The Cunningham case is the first significant contractual suit between a player and management in a long time that has gone against the athlete. Whether or not it will become a broad precedent is not yet known, but that issue should be decided soon in the cases of the most recent jumpers, Charlie Scott and Jim McDaniels. If the Cunningham ruling is applied in those suits, it could provide a solid, new basis on which the owners could negotiate with the Players' Associations over the issue of modifying the option clause. Fleisher has consistently maintained that pro basketball teams can operate by signing their best players to long-term contracts without option clauses. The owners have rejected that contention by pointing out the ease with which athletes have broken contracts in recent years. A strong implementation of the Cunningham decision could allay the owners' fears.
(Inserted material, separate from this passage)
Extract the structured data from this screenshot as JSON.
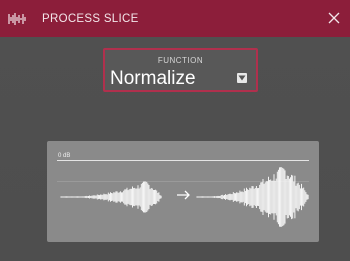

Considering basketball's lack of forceful leadership, even the congressional stalemate and the Cunningham case may not be enough to put all sides into a mood to work out an agreement that could send the pros back on the rise. The guidance may have to come from outside, particularly since the interests of amateur players desiring to turn pro and of the NCAA must also be taken into account. The recent proposal to create a national sports commission is a possibility but not necessarily a good one. The history of regulatory agencies has generally shown that commissions quickly become subjects of precisely those institutions they were designed to control.
Ironically, the Seattle SuperSonics, one of the most active and successful combatants in the basketball war, may have come up with a better solution. In the long complaint they prepared for the complex case involving McDaniels' jump from Carolina to Seattle, the Sonics have asked the judge to appoint a "master" to oversee the execution of his decision. A master, often a prominent retired jurist, is used in many equity suits as a rules enforcer and as a referee with wide evidence-gathering powers. He can exert pressure on all parties to work constructively with each other. If a master is appointed in the McDaniels case and proves successful, it could set a valuable example for all of basketball.
In fact, all parties could ask right now-through a consent decree that a master be appointed. Then the game would be in the hands of a strong figure unbeholden to owners or players, colleges or agents. Good candidates for the job include retired Supreme Court Chief Justice Earl Warren and retired Associate Justice Tom Clark. Shades of baseball 50 years ago and Judge Kenesaw Mountain Landis, indeed. But, considering the chaos of basketball today, it might be a perfect time once again to say here comes the judge.